Colourblind Casting Two: You're Doing It Wrong


So lately it has come to my attention that Duncan Sheik, who wrote the angsty coming-of-age rock musical Spring Awakening, has premiered a new show at the La Jolla Playhouse. The Nightingale is based on the Hans Christian Andersen fairy tale of the same name, and has also kept the story's original setting of Ancient China.

Well great!


I find that the work for Asian actors in theatre, particularly commercial musical theatre, is really scarce. And it's not just me. Advocates for casting equality have been pointing out the conspicuous lack of representation for Asian actors since Jonathan Pryce donned yellowface to play the only major Asian male character for Miss Saigon back in 1989. As I've pointed out before, Rodgers and Hammerstein's The King and I has a long and proud history of yellowface for all its major Asian characters since its premiere in the fifties. Whenever someone puts on a production of Gilbert and Sullivan's The Mikado, you can bet there is a negligible amount of Asian actors in it.

Though there are projects that are meant to feature predominantly Asian casts, such as Pacific Overtures, Bombay Dreams, Flower Drum Song, and lately, Allegiance, the fact is that creators on Broadway and elsewhere don't tell the stories of Asian people, or even feature them in the work that they put out. So I approached the idea of The Nightingale with an air of optimism.



No. No no no no no.

Let's look at this:

Sheik responded [to the criticisms on casting] by stating that the piece isn't about Asian culture, and went on to explain that Andersen's purpose was "writing a satire about the West, and setting it in China"
Oh, thank you for explaining that to us, Mr Sheik. You know, the same thing can be said of Gilbert setting The Mikado in Japan, but I still get really upset when the cast for that show is predominantly white. No matter what you think the intent was regarding the setting of the story, the fact is that The Nightingale is still set in China.
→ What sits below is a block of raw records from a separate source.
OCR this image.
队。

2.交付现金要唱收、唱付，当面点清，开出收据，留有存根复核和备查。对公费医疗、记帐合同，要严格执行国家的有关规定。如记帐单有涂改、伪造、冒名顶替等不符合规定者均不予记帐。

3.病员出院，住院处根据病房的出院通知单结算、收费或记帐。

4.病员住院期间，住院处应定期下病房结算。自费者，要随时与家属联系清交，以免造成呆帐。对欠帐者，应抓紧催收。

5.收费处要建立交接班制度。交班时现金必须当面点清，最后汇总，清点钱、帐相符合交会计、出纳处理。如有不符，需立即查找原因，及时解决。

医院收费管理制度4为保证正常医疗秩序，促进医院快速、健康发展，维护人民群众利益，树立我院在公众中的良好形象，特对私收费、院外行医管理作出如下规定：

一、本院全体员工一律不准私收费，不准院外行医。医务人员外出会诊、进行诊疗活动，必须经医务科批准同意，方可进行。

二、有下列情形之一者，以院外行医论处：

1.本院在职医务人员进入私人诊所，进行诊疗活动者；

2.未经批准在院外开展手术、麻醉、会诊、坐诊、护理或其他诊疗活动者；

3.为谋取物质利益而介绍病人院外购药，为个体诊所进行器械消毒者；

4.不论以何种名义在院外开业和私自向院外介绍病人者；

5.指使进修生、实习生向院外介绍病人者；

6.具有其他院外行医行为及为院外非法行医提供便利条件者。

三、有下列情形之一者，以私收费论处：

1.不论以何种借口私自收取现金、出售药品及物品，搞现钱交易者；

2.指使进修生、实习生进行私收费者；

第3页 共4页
You and the creatives on this show made the conscious decision to have a Chinese setting in your musical. About 80% of creating theatre is choices, and you made that choice. Nobody forced you to.

If you didn't want any Asian people in your show, you should have set it somewhere else. Nobody would have cared if you decided to set it in Generic White City, because that's what we've come to expect in our entertainment. But you kept this show in China, with all the Chinese stereotypes and your beloved Chinese puppets, but without the Chinese people. And that's why we're pissed off.
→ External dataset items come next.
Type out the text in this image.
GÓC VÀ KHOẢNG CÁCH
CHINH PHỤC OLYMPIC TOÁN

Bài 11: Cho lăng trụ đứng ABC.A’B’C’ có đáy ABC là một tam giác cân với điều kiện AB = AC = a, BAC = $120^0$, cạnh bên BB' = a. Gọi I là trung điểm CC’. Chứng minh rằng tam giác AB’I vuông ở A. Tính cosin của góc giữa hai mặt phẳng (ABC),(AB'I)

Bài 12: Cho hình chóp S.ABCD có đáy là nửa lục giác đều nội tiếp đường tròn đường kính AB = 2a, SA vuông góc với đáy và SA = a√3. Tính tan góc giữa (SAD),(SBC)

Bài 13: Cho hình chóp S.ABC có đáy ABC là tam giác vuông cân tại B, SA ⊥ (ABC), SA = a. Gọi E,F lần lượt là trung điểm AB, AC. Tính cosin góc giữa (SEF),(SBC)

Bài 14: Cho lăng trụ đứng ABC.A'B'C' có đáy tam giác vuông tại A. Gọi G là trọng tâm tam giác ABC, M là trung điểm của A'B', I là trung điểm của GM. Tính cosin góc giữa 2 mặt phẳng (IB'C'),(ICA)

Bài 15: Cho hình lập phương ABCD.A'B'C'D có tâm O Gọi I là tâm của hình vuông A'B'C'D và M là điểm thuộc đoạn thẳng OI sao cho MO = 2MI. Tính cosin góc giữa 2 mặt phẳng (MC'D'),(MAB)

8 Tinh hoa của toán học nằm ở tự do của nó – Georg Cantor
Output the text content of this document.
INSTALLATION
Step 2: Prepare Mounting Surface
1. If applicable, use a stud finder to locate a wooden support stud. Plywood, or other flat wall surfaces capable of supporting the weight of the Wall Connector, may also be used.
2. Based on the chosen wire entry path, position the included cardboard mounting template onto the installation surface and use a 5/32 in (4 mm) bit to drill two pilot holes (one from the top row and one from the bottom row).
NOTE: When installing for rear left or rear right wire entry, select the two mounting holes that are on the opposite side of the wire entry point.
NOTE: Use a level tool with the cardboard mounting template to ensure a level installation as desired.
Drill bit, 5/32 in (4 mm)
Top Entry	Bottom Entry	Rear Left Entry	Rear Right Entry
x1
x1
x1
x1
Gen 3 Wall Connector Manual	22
Not even going to get started on your use of actual Chinese history and people from it, such as the Dowager Empress, to springboard a satire about the West. I'd get pissy.

At the start of the workshop process, “The Nightingale" had an Asian cast, but was changed since it wasn’t “appropriate to the piece we’ve written,” said Sheik.
 Let me guess. Because you didn't explicitly write race into your piece, you felt totally comfortable jettisoning  your Asian cast. That's not racist. That's just a sound artistic decision right there. I guess we congratulate you now for looking beyond race and casting the best person possible. Good job, Sheik. Good job, La Jolla.

No. Not a good job.

The excuse of casting the best people for the show is all well and dandy, but when it's used as a deflector from criticism regarding racial insensitivity, that pisses me off. It's an excuse used for every whitewashed Hollywood film that's ever come out, and that the theatre community should start doing that is just depressing as fuck.
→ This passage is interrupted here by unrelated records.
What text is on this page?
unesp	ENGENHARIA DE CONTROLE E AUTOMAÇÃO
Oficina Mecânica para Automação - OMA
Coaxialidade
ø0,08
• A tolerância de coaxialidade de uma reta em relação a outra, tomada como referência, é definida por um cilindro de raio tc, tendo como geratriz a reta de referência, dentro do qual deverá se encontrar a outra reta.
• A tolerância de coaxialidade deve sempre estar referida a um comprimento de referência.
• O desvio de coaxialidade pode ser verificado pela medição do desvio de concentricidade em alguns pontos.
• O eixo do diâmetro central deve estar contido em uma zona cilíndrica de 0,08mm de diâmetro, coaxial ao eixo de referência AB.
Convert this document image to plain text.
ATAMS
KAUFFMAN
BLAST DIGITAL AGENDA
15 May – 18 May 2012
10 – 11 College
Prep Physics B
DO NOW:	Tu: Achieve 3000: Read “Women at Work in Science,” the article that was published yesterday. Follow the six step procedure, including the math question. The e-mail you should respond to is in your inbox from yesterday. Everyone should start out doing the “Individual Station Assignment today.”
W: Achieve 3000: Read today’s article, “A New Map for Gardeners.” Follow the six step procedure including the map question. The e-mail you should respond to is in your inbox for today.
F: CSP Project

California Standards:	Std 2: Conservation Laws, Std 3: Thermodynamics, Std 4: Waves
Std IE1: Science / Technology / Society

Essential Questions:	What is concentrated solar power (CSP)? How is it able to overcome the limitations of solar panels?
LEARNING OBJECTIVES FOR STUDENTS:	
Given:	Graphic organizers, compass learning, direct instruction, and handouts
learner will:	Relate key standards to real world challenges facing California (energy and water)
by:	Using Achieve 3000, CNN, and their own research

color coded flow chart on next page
Even if their actors are not using yellowface (dubious progress, I suppose), the fact remains that the people behind The Nightingale at the La Jolla Playhouse used Ancient China as an exotic (in the worst, most objectifying sense of the word) setting for their new musical. Because a piece is not centred around race, the (white) creatives felt that casting Asian actors was distracting or 'inappropriate' to the piece they'd written, and proceeded to cast non-Asian people who were appropriate.

Colourblind casting gone spectacularly wrong, my friends.